‘Stephen Quinn and Will Roberds have written a remarkable book on the world's first true central bank and its first true international currency. Their newly unearthed history sheds much light on the past, but also the future, of the international monetary and financial system.’
Barry Eichengreen - University of California, Berkeley
‘Using a superb combination of expert financial economics and meticulous historical research, Quinn and Roberds explain how the world’s first central bank worked. Their analysis breaks new ground by showing how modern central banking principles already guided eighteenth-century finance. The book is of equally great interest to central banking theorists and economic historians.’
Joost Jonker - University of Amsterdam
‘Based on an impressive amount of archival work and a deep understanding of modern finance, this book opens up a world of monetary operations previously unknown to even the most accomplished scholars of Dutch economic history.’
Oscar Gelderblom - University of Antwerp
‘Unlike many researchers who ignored or misrepresented the evolution of central banking before 1800, Stephen Quinn and Will Roberds have contributed groundbreaking studies in this field for at least twenty years. Their work has also transformed my own understanding of the origins of central bank money, payments, and money market operations.

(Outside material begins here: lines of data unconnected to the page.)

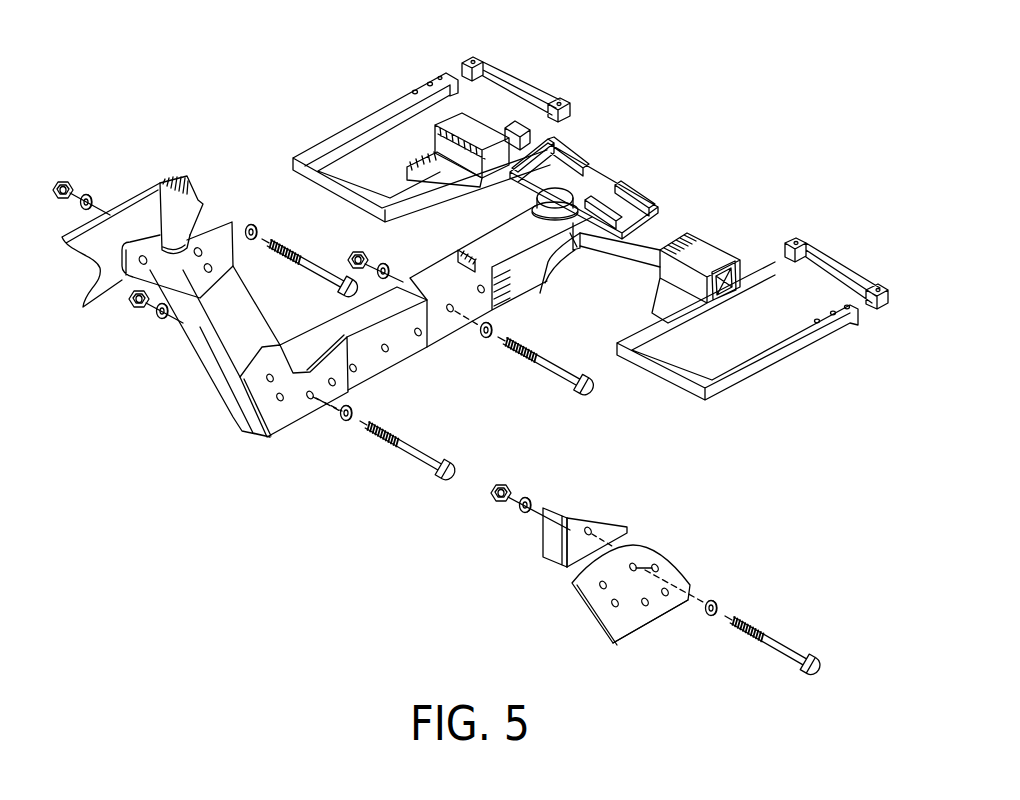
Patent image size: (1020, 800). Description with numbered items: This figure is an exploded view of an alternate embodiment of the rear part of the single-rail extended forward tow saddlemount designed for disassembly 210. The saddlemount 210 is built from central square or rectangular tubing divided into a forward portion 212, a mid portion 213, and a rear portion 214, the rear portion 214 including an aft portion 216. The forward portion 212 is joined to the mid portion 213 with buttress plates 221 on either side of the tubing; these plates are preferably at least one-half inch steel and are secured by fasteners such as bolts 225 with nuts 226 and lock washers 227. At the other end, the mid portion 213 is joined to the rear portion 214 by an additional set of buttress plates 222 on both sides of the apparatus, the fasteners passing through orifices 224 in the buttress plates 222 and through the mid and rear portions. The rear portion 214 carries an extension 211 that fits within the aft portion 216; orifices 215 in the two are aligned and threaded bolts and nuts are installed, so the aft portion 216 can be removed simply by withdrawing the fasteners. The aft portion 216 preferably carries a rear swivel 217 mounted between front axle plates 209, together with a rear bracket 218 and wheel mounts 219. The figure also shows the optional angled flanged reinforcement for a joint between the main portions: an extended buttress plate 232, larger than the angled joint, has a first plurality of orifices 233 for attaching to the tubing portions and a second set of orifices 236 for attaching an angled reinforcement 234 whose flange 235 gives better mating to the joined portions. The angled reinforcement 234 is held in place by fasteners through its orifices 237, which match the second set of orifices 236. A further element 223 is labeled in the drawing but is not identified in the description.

The front axle plates 209 is at (615, 178).
The single-rail extended forward tow saddlemount designed for disassembly 210 is at (231, 470).
The extension 211 is at (420, 273).
The forward portion 212 is at (190, 182).
The mid portion 213 is at (230, 358).
The rear portion 214 is at (418, 358).
The orifices 215 is at (453, 309).
The aft portion 216 is at (494, 207).
The rear swivel 217 is at (560, 190).
The rear bracket 218 is at (670, 232).
The wheel mounts 219 is at (519, 58).
The buttress plates 221 is at (168, 238).
The buttress plates 222 is at (283, 423).
The base plate 223 is at (208, 232).
The orifices 224 is at (310, 399).
The bolts 225 is at (283, 248).
The nuts 226 is at (66, 181).
The lock washers 227 is at (92, 196).
The extended buttress plate 232 is at (637, 628).
The first plurality of orifices 233 is at (610, 622).
The angled reinforcement 234 is at (569, 520).
The flange 235 is at (540, 540).
The second set of orifices 236 is at (658, 563).
The orifices 237 is at (607, 522).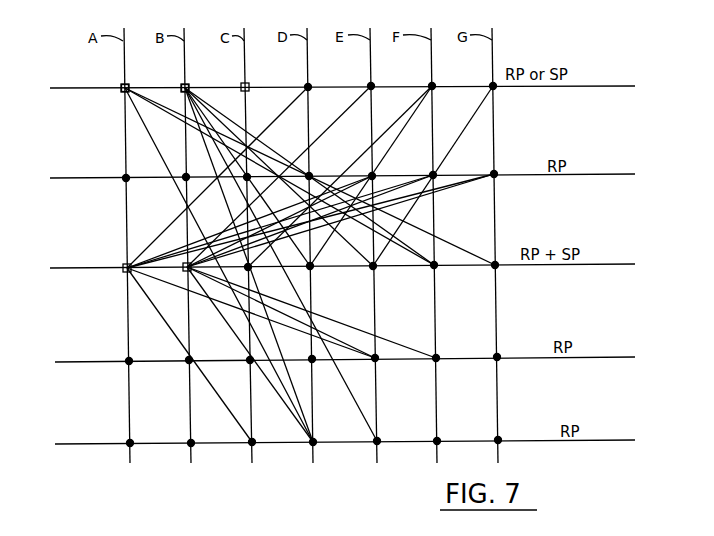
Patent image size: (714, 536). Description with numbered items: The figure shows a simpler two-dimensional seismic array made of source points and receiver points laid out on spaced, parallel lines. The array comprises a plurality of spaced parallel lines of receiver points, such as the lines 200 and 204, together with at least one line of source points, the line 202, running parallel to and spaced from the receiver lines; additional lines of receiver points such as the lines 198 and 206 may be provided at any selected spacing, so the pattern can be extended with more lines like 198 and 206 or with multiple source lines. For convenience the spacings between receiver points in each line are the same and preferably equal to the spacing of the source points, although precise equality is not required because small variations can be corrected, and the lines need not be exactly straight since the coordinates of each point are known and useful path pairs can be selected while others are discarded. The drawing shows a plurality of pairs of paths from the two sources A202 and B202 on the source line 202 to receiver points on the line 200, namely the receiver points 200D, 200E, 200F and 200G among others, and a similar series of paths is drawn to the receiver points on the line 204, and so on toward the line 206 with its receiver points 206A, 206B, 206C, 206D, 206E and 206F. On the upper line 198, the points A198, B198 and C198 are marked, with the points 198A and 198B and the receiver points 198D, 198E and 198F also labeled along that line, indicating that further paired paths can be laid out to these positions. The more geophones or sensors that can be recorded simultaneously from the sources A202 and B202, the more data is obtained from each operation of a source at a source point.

The line of RPs 198 is at (62, 88).
The line of RPs 200 is at (62, 178).
The line of SPs 202 is at (65, 268).
The line of RPs 204 is at (65, 361).
The line of RPs 206 is at (65, 444).
The crosspoint switch A198 is at (128, 86).
The crosspoint switch B198 is at (188, 86).
The crosspoint switch C198 is at (248, 85).
The crosspoint 198A is at (122, 93).
The crosspoint 198B is at (184, 90).
The crosspoint 198D is at (309, 86).
The crosspoint 198E is at (372, 86).
The crosspoint 198F is at (434, 85).
The RP 200D is at (312, 268).
The RP 200E is at (376, 174).
The RP 200F is at (433, 177).
The RP 200G is at (495, 176).
The source A202 is at (123, 272).
The source B202 is at (184, 271).
The crosspoint 206A is at (129, 441).
The crosspoint 206B is at (190, 441).
The crosspoint 206C is at (251, 444).
The crosspoint 206D is at (312, 444).
The crosspoint 206E is at (376, 443).
The crosspoint 206F is at (436, 439).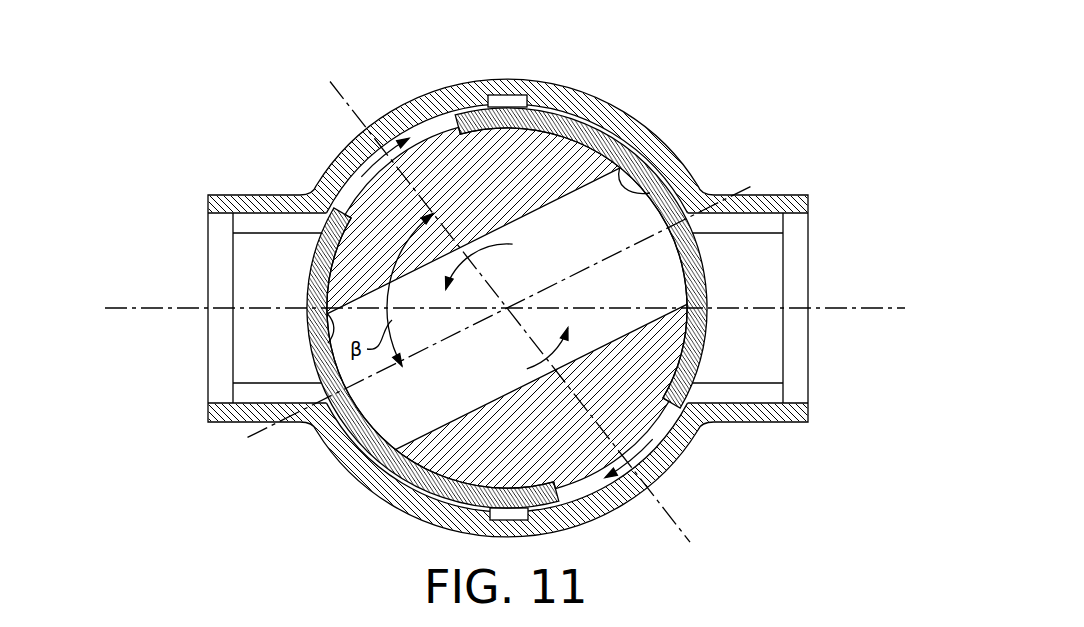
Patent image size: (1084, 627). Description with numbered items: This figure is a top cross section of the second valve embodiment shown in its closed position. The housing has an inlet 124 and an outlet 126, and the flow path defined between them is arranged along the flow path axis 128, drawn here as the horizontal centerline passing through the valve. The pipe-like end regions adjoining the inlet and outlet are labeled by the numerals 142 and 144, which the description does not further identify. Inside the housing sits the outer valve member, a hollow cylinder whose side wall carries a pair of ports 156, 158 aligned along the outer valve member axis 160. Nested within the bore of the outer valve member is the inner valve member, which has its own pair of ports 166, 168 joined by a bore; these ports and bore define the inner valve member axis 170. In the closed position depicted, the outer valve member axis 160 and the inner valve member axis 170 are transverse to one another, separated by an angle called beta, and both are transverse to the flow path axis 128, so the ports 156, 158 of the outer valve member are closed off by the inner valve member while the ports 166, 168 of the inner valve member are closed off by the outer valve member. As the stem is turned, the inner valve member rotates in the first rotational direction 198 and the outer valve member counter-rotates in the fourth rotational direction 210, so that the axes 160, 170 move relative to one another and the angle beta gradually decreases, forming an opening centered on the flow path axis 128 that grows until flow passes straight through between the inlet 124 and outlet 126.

The inlet 124 is at (772, 423).
The outlet 126 is at (243, 195).
The flow path axis 128 is at (857, 312).
The second fluid port 142 is at (770, 232).
The first fluid port 144 is at (262, 230).
The port of the outer valve member 156 is at (428, 92).
The port of the outer valve member 158 is at (688, 428).
The outer valve member axis 160 is at (686, 540).
The port of the inner valve member 166 is at (325, 358).
The port of the inner valve member 168 is at (650, 180).
The inner valve member axis 170 is at (752, 190).
The first rotational direction 198 is at (505, 245).
The fourth rotational direction 210 is at (377, 175).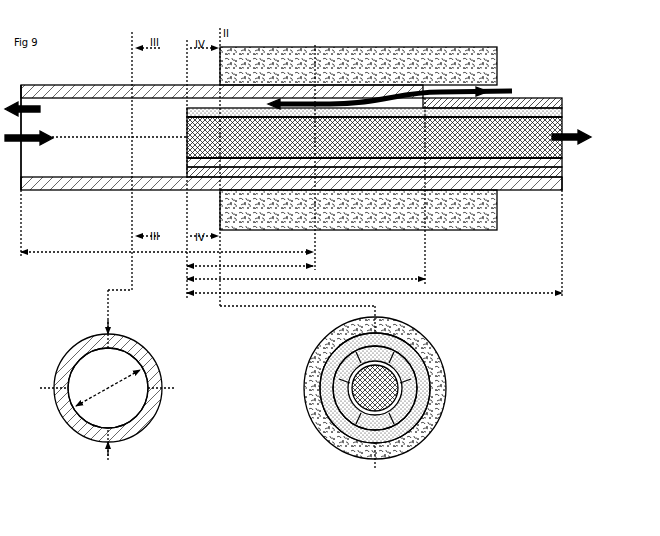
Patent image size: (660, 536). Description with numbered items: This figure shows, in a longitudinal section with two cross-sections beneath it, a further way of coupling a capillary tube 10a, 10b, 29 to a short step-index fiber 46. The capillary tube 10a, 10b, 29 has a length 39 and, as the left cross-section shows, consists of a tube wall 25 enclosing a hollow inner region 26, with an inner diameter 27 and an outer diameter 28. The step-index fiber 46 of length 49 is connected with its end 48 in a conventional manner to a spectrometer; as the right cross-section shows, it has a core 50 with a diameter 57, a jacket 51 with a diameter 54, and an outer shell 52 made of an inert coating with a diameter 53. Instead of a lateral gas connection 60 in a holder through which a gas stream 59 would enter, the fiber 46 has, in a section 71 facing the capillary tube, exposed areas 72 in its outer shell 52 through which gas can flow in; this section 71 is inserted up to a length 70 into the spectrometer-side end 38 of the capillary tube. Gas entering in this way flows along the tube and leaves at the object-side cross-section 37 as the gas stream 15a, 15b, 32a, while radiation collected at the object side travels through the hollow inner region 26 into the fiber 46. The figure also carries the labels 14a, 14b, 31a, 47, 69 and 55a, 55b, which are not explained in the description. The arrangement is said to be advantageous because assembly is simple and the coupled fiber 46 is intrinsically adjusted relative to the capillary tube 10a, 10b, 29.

The capillary tube 10a is at (37, 88).
The capillary tube 10b is at (291, 130).
The capillary tube 29 is at (291, 130).
The gas stream 15a is at (40, 117).
The gas stream 15b is at (65, 113).
The gas stream 32a is at (65, 113).
The supply flow 14a is at (30, 131).
The supply flow 14b is at (65, 134).
The supply flow path 31a is at (65, 134).
The object-side cross-section 37 is at (26, 164).
The core layer 47 is at (187, 151).
The spectrometer-side end 38 is at (358, 131).
The foam insulation 69 is at (316, 84).
The lateral gas connection 60 is at (401, 86).
The gas stream 59 is at (498, 84).
The step-index fiber 46 is at (528, 100).
The fiber end 48 is at (566, 108).
The outlet flow 55a is at (572, 132).
The outlet flow 55b is at (589, 129).
The core 50 is at (566, 160).
The jacket 51 is at (566, 172).
The outer shell 52 is at (566, 186).
The length 39 is at (167, 259).
The length 70 is at (250, 272).
The section 71 is at (306, 284).
The length 49 is at (374, 297).
The tube wall 25 is at (140, 342).
The hollow inner region 26 is at (136, 352).
The inner diameter 27 is at (162, 386).
The outer diameter 28 is at (104, 452).
The core diameter 57 is at (318, 364).
The jacket diameter 54 is at (334, 387).
The outer shell diameter 53 is at (322, 418).
The exposed areas 72 is at (430, 396).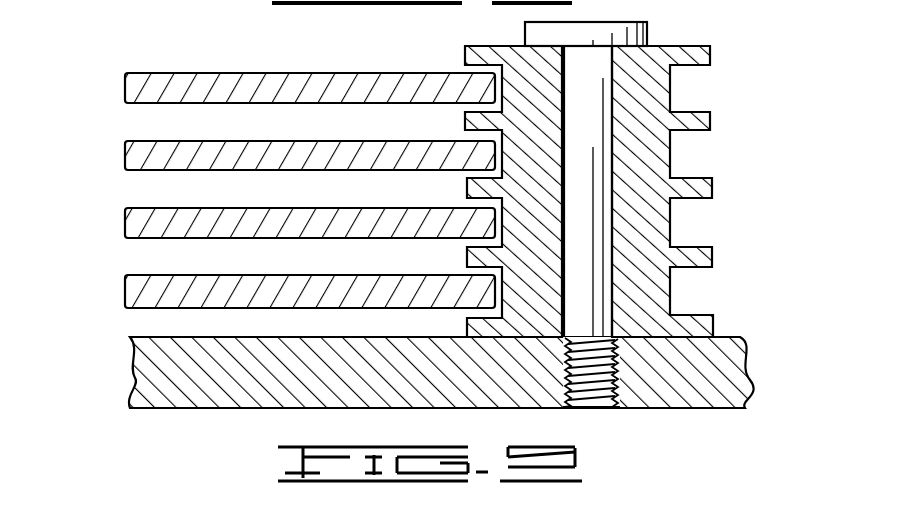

For many years to come, How a Ledger Became a Central Bank will be the reference work not only on the financial and monetary history of the Bank of Amsterdam, but also for any other in-depth study of early central banking.’
Ulrich Bindseil - European Central Bank
‘Who should own and operate a ledger and how different ledgers should be connected are hot topics today. In this remarkable book, Quinn and Roberds teach us how most of the problems that modern banks and central banks were designed, or were evolved, to solve are as old as the hills. Their book is full of examples of how public and private interests fostered trial-and-error processes that adapted, improved, and invented technologies and contracts. The detective work underlying the authors’ stories is fascinating. As I read parts of this book, I find myself gathering insights about modern arrangements ranging from US repo markets to paying interest on reserves to cryptocurrency platforms to interoperability issues across those platforms.’